À quels obstacles se confrontent régulièrement les
personnes autistes au travail ?
Avant d’aller plus
loin, rappelons une chose importante. Il y a autant d’autismes
différents qu’il y a de personnes autistes. Tous ne souffrent pas
de la même chose. Nous pouvons néanmoins citer des points chauds
: les tissus sur la peau en cas de port d’uniforme ou tenue
réglementaire ; le bruit répétitif ou intense est difficile à
supporter ; tout comme la routine. Généralement, considérez
qu’une personne autiste a du mal à changer ses habitudes
brusquement. Ne la bousculez pas. Souvent donc, le chef pose
problème (rires). Enfin, le plus cristallisant, les relations
sociales informelles (fêtes, pots, pause café, ndlr) se révèlent
bien souvent impossibles. Voilà l’horizon global du mal-être des
autistes en entreprise.
Que peut faire l’employeur ou l’entreprise pour faciliter
leur intégration ?
Le vrai problème est donc que
c’est difficile pour elles de se calquer sur des pratiques de
travail qui sont souvent très codifiées, stéréotypées. Il y a un
problème d’adaptation dès le départ. Moi j’insiste : il faut
faire très attention à l’environnement de travail. Si vous
comptez embaucher une personne autiste, il faut aménager votre
organisation de travail en fonction du profil concerné. Mais en
réalité, ce devrait être le cas même en l’absence d’autisme :
aménager un espace de travail en fonction de la personne
aspirante (mal de dos, handicaps etc.). ça règlerait beaucoup de
problèmes.

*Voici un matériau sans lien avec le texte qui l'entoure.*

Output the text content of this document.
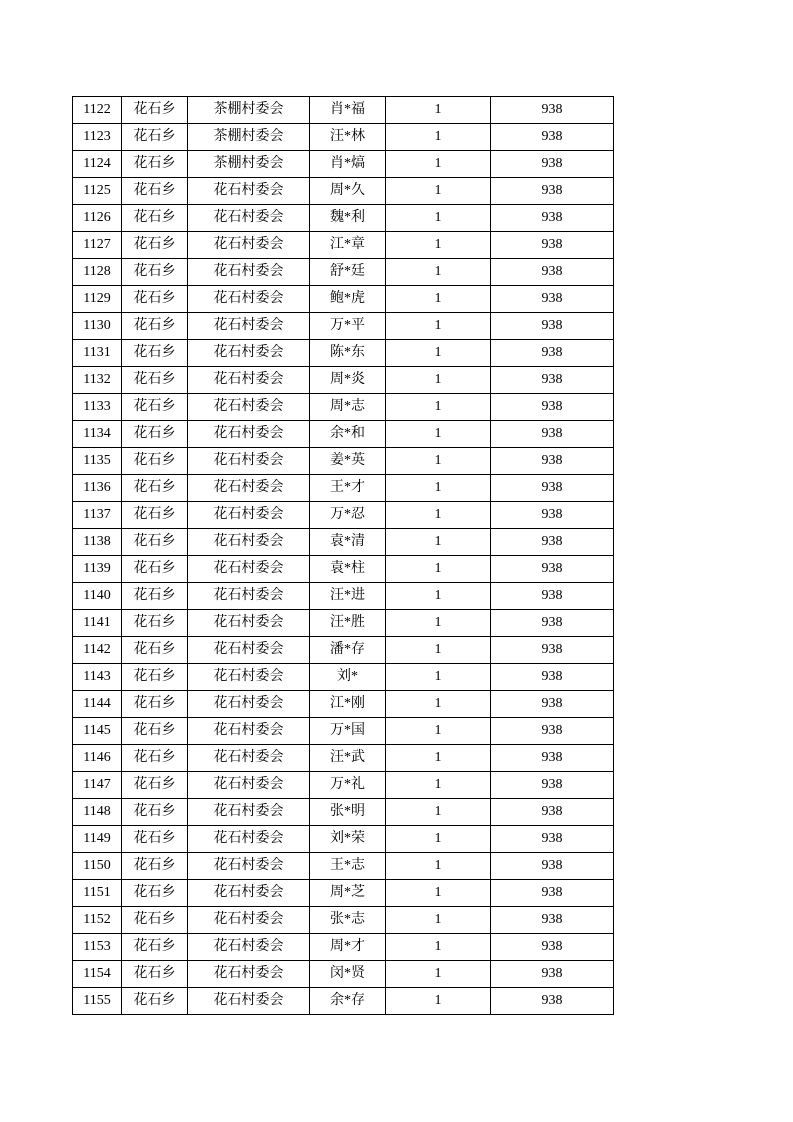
1122	花石乡	茶棚村委会	肖*福	1	938
1123	花石乡	茶棚村委会	汪*林	1	938
1124	花石乡	茶棚村委会	肖*熇	1	938
1125	花石乡	花石村委会	周*久	1	938
1126	花石乡	花石村委会	魏*利	1	938
1127	花石乡	花石村委会	江*章	1	938
1128	花石乡	花石村委会	舒*廷	1	938
1129	花石乡	花石村委会	鲍*虎	1	938
1130	花石乡	花石村委会	万*平	1	938
1131	花石乡	花石村委会	陈*东	1	938
1132	花石乡	花石村委会	周*炎	1	938
1133	花石乡	花石村委会	周*志	1	938
1134	花石乡	花石村委会	余*和	1	938
1135	花石乡	花石村委会	姜*英	1	938
1136	花石乡	花石村委会	王*才	1	938
1137	花石乡	花石村委会	万*忍	1	938
1138	花石乡	花石村委会	袁*清	1	938
1139	花石乡	花石村委会	袁*柱	1	938
1140	花石乡	花石村委会	汪*进	1	938
1141	花石乡	花石村委会	汪*胜	1	938
1142	花石乡	花石村委会	潘*存	1	938
1143	花石乡	花石村委会	刘*	1	938
1144	花石乡	花石村委会	江*刚	1	938
1145	花石乡	花石村委会	万*国	1	938
1146	花石乡	花石村委会	汪*武	1	938
1147	花石乡	花石村委会	万*礼	1	938
1148	花石乡	花石村委会	张*明	1	938
1149	花石乡	花石村委会	刘*荣	1	938
1150	花石乡	花石村委会	王*志	1	938
1151	花石乡	花石村委会	周*芝	1	938
1152	花石乡	花石村委会	张*志	1	938
1153	花石乡	花石村委会	周*才	1	938
1154	花石乡	花石村委会	闵*贤	1	938
1155	花石乡	花石村委会	余*存	1	938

Le premier pas étant d’échanger profondément avec le
candidat pour définir la nature de son trouble et donc de ses
difficultés. Ce recrutement doit être pensé en amont en termes
d’aménagement des horaires ou des locaux. J’encourage les RH à se
former sur la question, et les collaborateurs à se sensibiliser.
Car derrière l’autisme il y a des souffrances réelles et
profondes.
Vous luttez au quotidien contre les idées reçues liées au
trouble autistique. Le monde professionnel est-il également
concerné ?
Tout n’est pas que négatif. Une personne
autiste peut être un vrai atout pour son entreprise.
L’avantage, c’est qu’elle est souvent « focus », concentrée,
déterminée à la tâche. En général rapide, elle peut aussi être
force de proposition, car très créative, mais également se
révéler être une grande source d’appui pour ses collègues.
Bien-sûr que les personnes autistes ont une grande capacité de
travail, et donc une grande productivité. On les considère encore
à tort comme des poids, qui ne seraient pas vraiment des
travailleurs. Ce sont parfois d’excellents profils. Mais
évidemment, il faut les laisser travailler.
Vous n’avez pas peur de dire aux personnes concernées
d’oser se lancer en solo ?
Certains autistes sont
très rapides, d’autres plus lents. Face à toutes les difficultés,
leur talent ne disparaît pas. Le travail en « remote » (à
distance, en télétravail ndlr) peut déjà leur permettre de
s’épanouir au travail, et même d’occuper des postes à
responsabilité. En tout cas la donne a changé. C’est à
l’entreprise de s’adapter au travailleur, de le mettre dans les
meilleures conditions. Mais comme je le soutiens souvent. Les
personnes autistes peuvent être de grands entrepreneurs, car ils
sont seuls avec eux même, ayant toute la latitude d’appliquer
leurs idées et approfondir. C’est ma vocation aujourd’hui,
encourager ces profils qui ont du mal à s’adapter, à se lancer.